P02-170 Comparative effects of captopril, losartan and PD123319 on the memory processes in rats

Aims Renin-angiotensin system in the central nervous system participates in the processing of sensory information, learning and memory processes. Inhibitors of renin-angiotensin system, particularly angiotensin converting enzyme inhibitors and angiotensin II receptor antagonists are reported to have potential effects in various learning and memory processes. In the present study we assessed the effects of angiotensin converting enzyme inhibitor captopril and the angiotensin AT1 receptors antagonists, lostartan and PD123319, in learning and memory processes by means of Y-maze and passive avoidance tasks. The anxiety state was measured in elevated plus maze. Methods Male Wistar rats were divided into three groups: 1. sham-operated; 2. Captopril; 3. Losartan; 4. PD123319. All drugs were stereotaxically icv injected, rather than captopril (i.p.). Learning and memory tests began 2 weeks after the operation, and the ability of the rats to acquire the operant task was studied by means of Y-maze task and passive avoidance task, respectively. The anxiety state was measured in elevated plus maze.
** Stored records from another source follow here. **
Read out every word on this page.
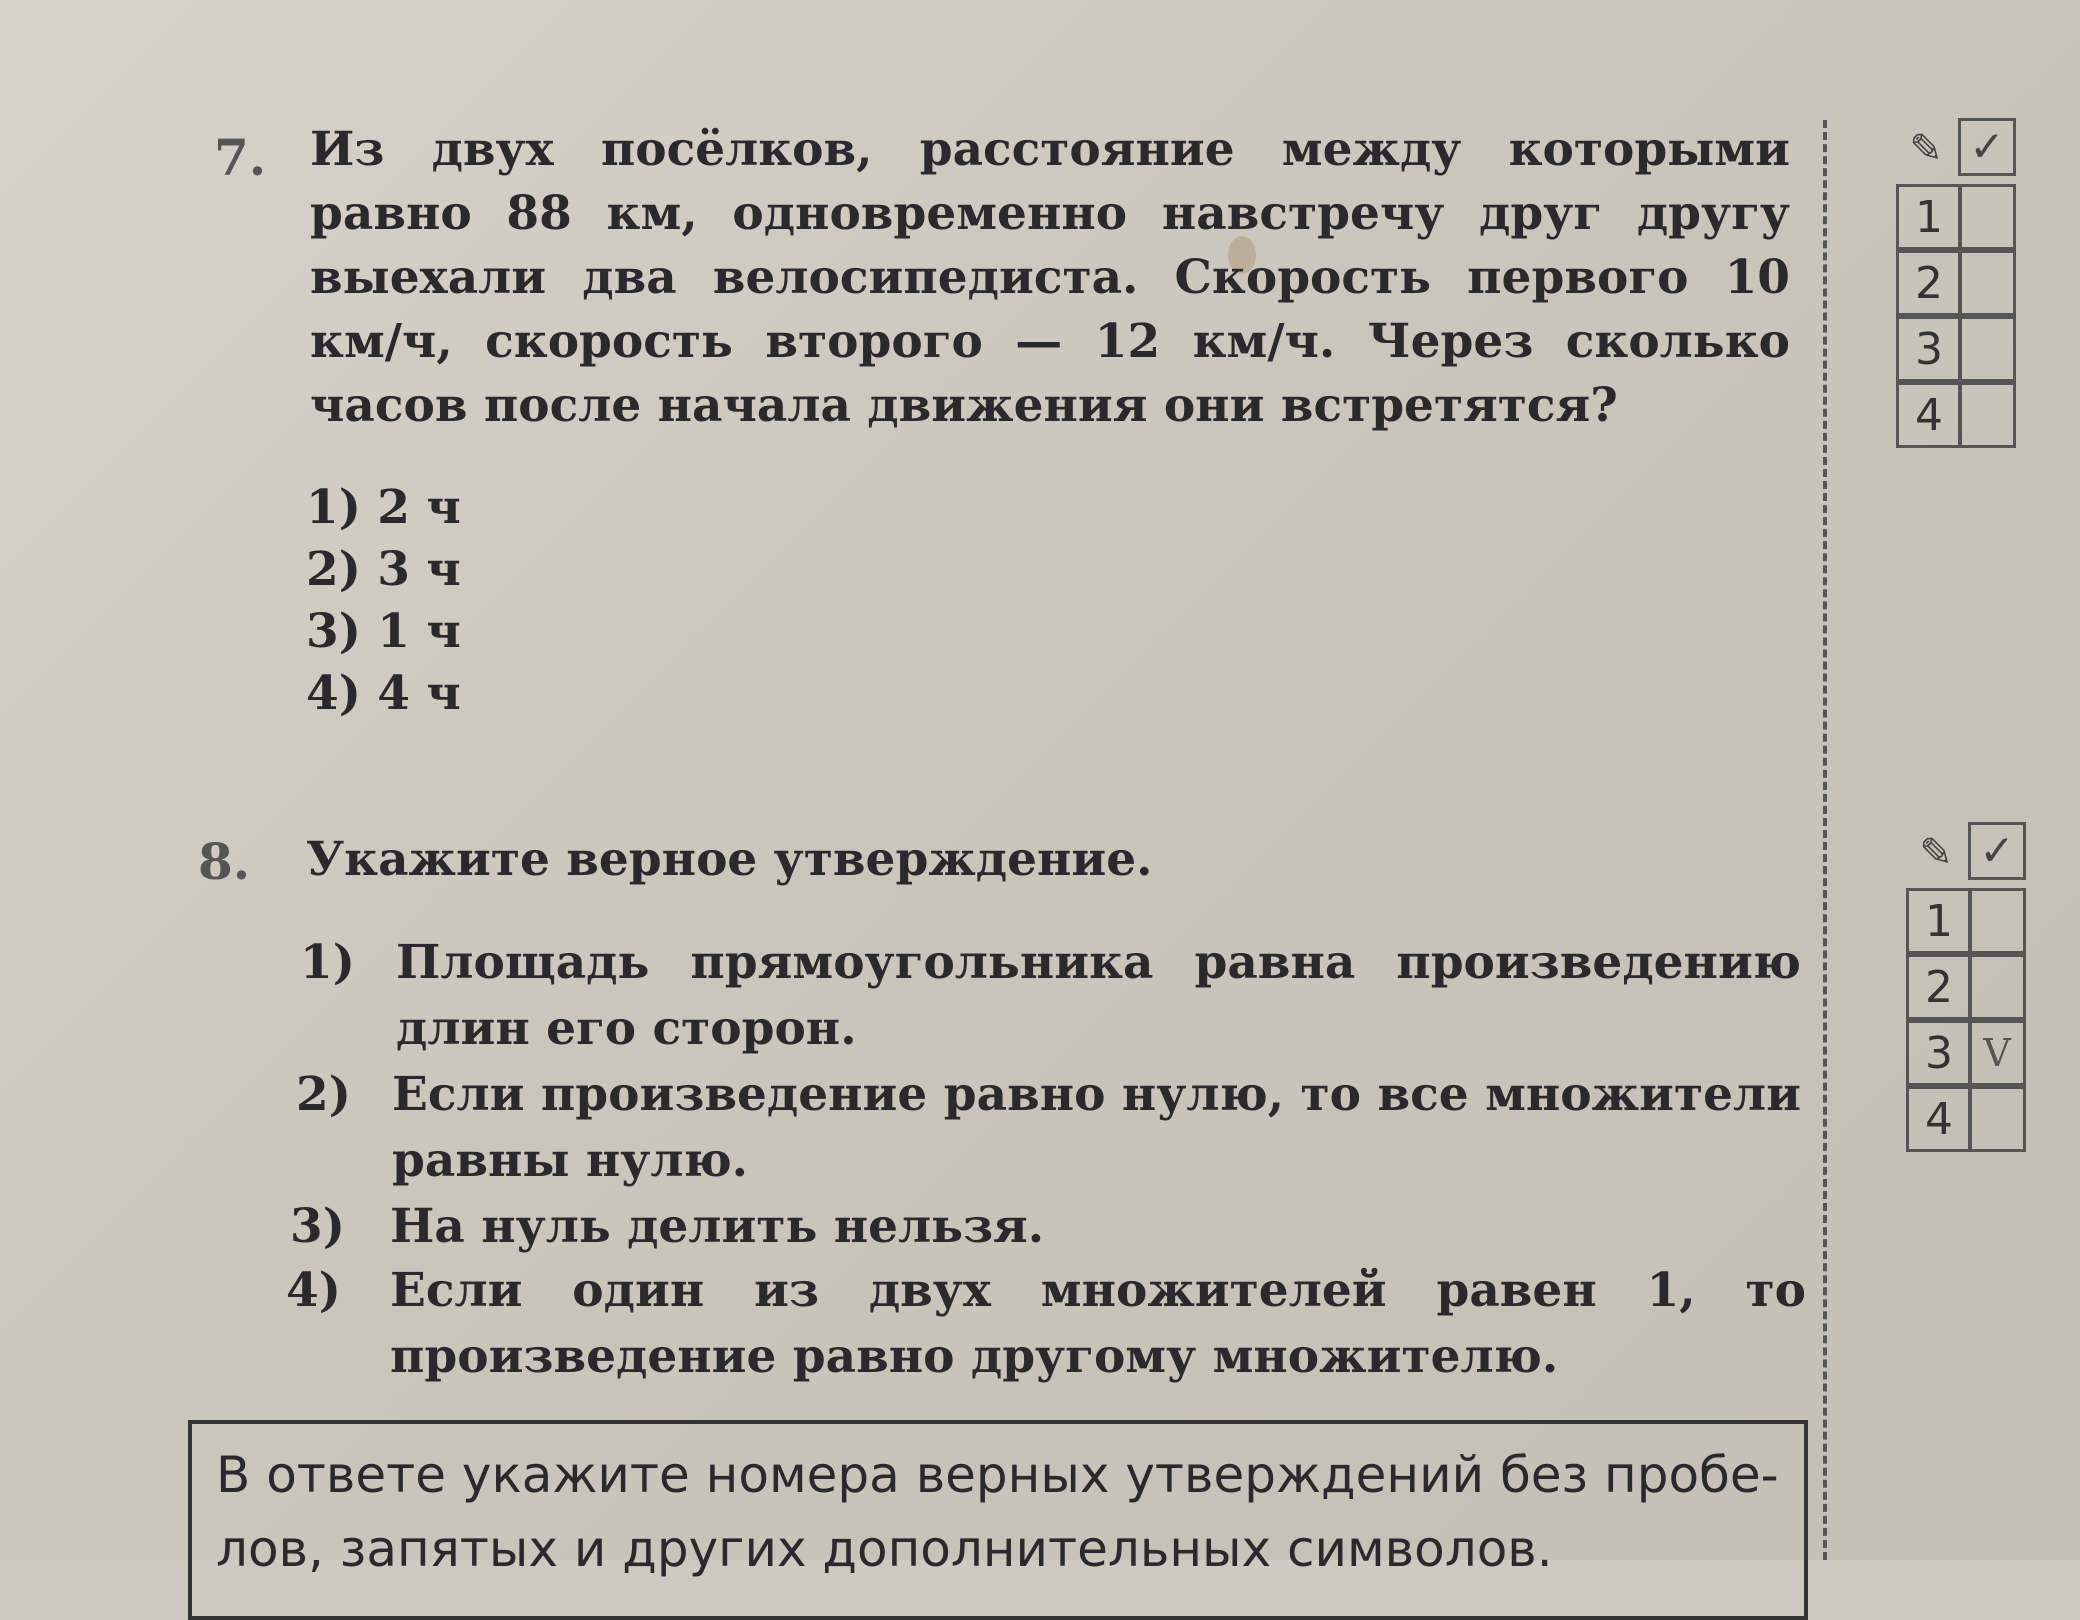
7. Из двух посёлков, расстояние между которыми равно 88 км, одновременно навстречу друг другу выехали два велосипедиста. Скорость первого 10 км/ч, скорость второго — 12 км/ч. Через сколько часов после начала движения они встретятся?
1) 2 ч
2) 3 ч
3) 1 ч
4) 4 ч
8. Укажите верное утверждение.
1) Площадь прямоугольника равна произведению длин его сторон.
2) Если произведение равно нулю, то все множители равны нулю.
3) На нуль делить нельзя.
4) Если один из двух множителей равен 1, то произведение равно другому множителю.
✎ ✓
1
2
3
4
✎ ✓
1
2
3 V
4
В ответе укажите номера верных утверждений без пробе-
лов, запятых и других дополнительных символов.
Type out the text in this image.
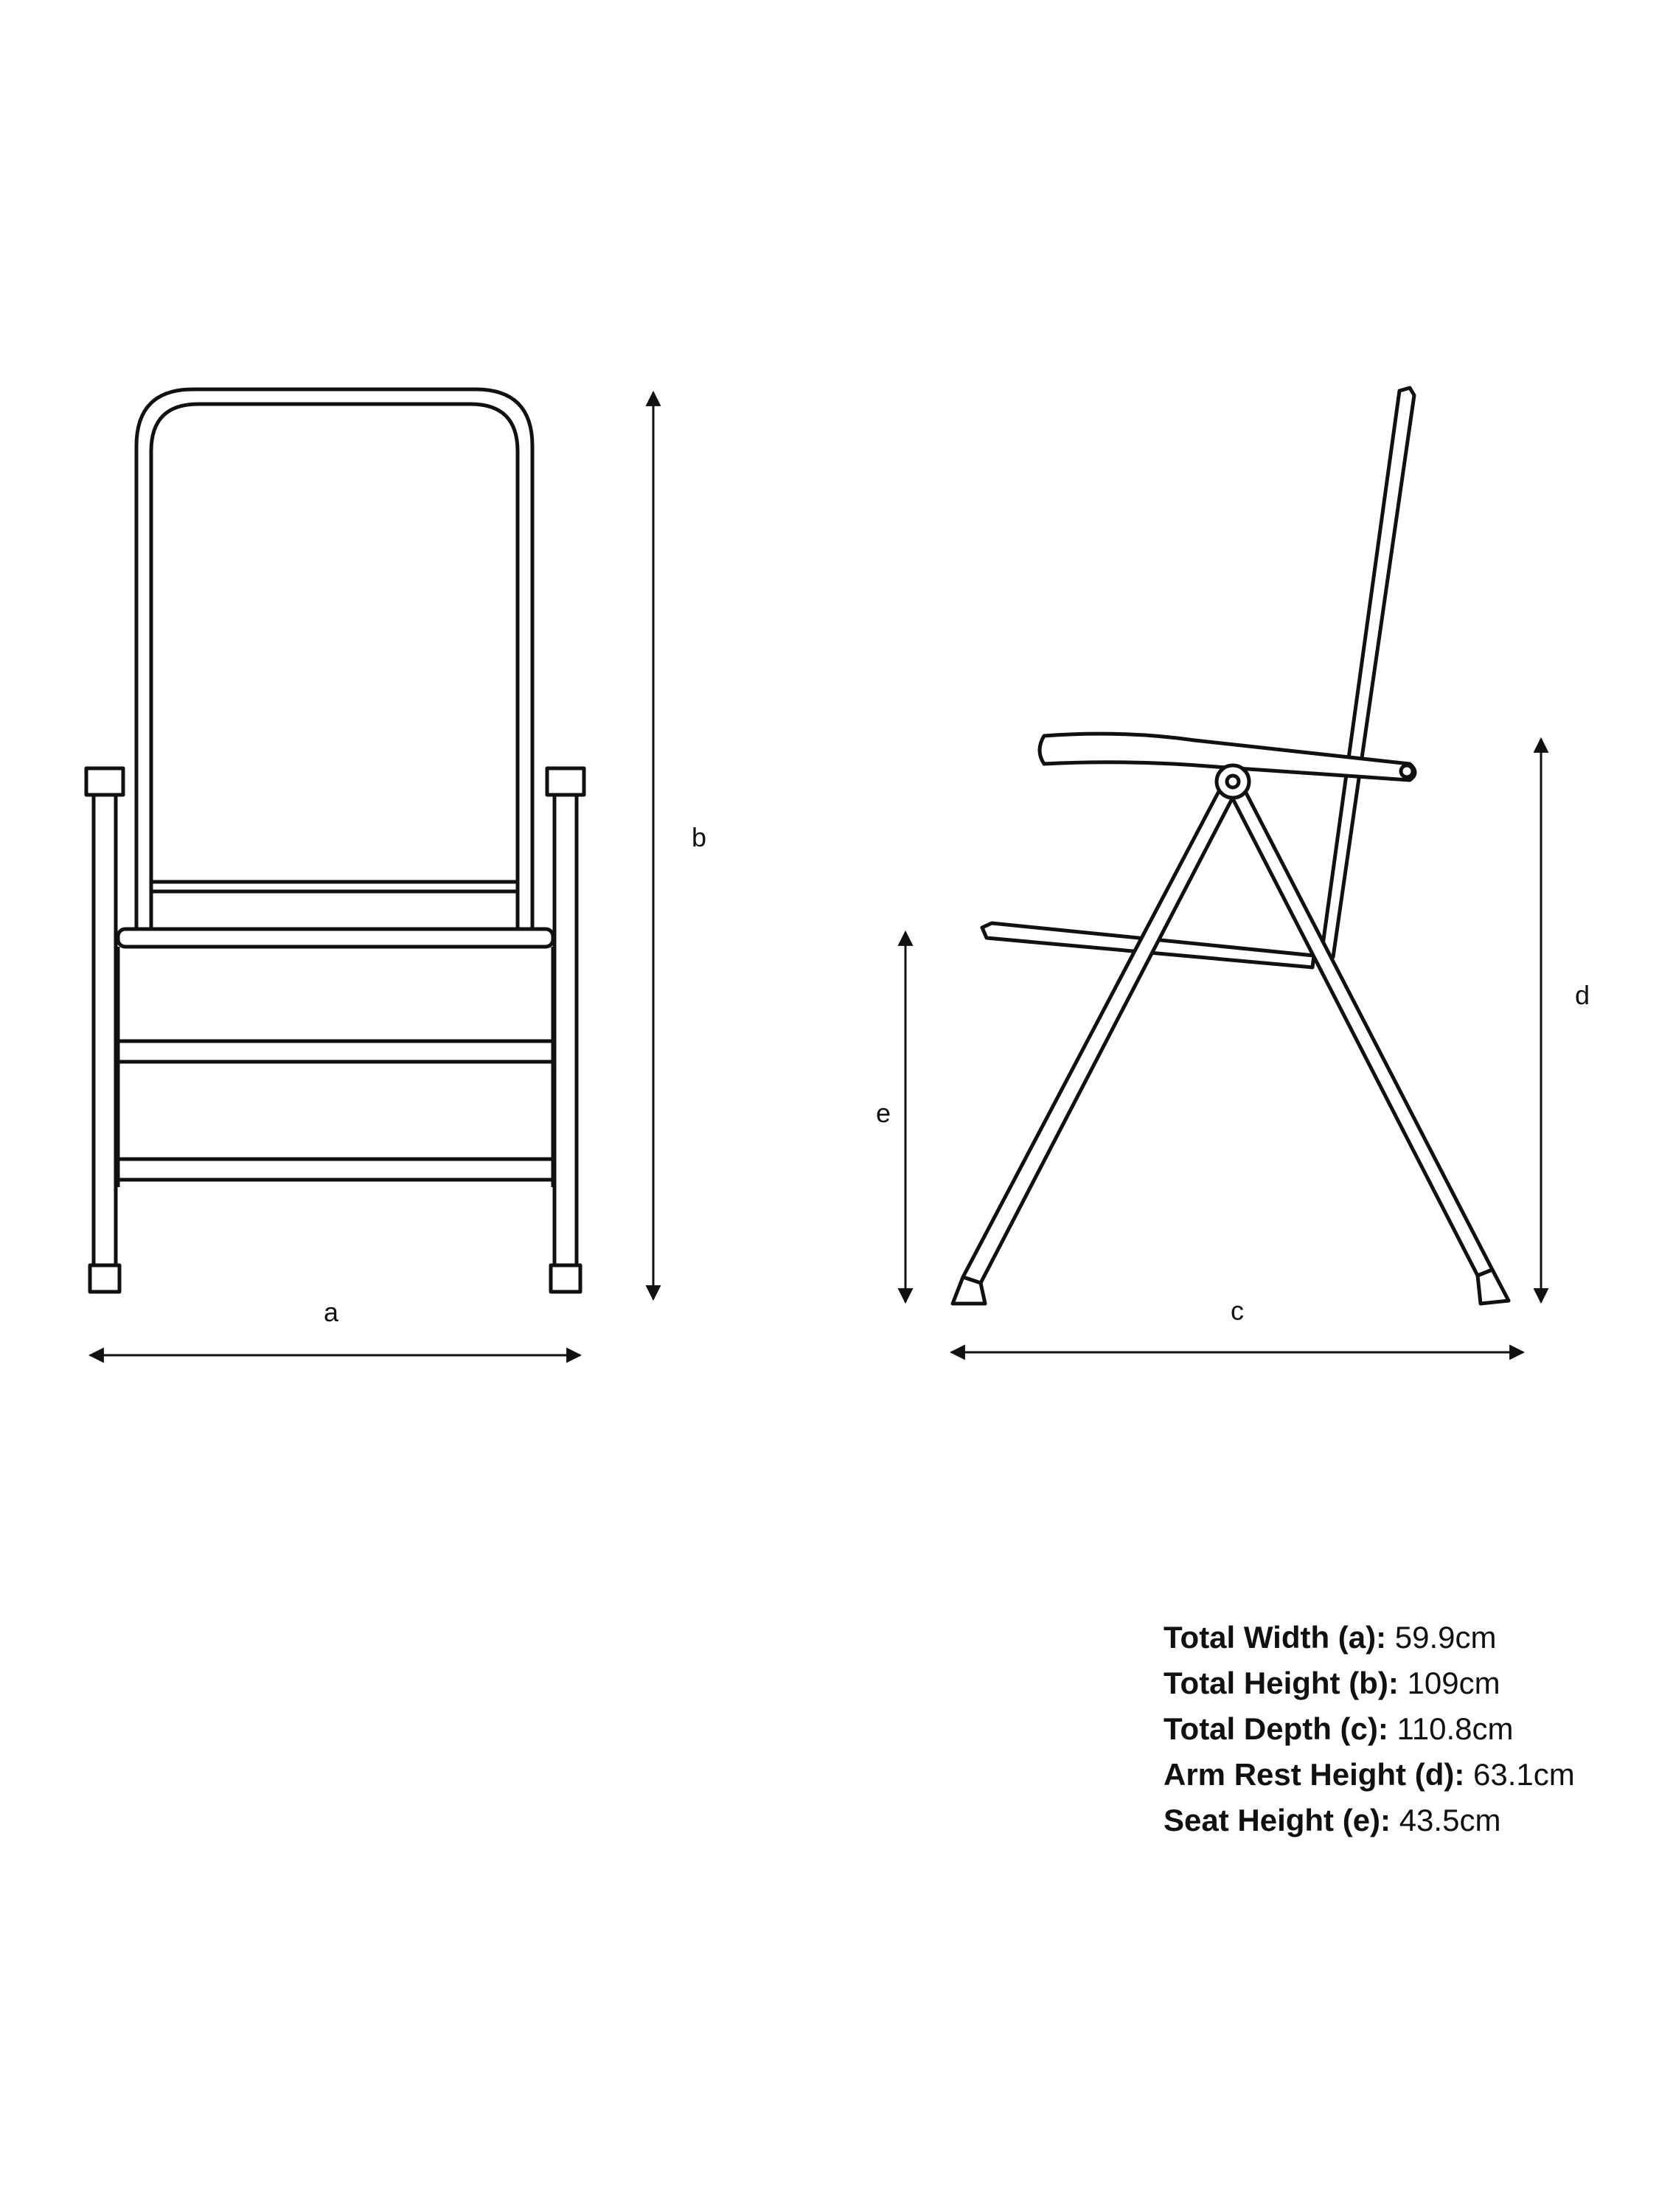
a
b
c
d
e
Total Width (a): 59.9cm
Total Height (b): 109cm
Total Depth (c): 110.8cm
Arm Rest Height (d): 63.1cm
Seat Height (e): 43.5cm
Results Captopril, losartan and PD123319 significantly impaired spatial memory in Y-maze task, suggesting significant effects on short-term memory. In passive avoidance task, all drugs, significantly decreased step-through-latency, suggesting significant effects on long-term memory. In elevated plus maze measuring anxiety, all drugs diminished anxiety state. Conclusions These results suggest the involvement of the brain renin-angiotensin system in learning and memory formation.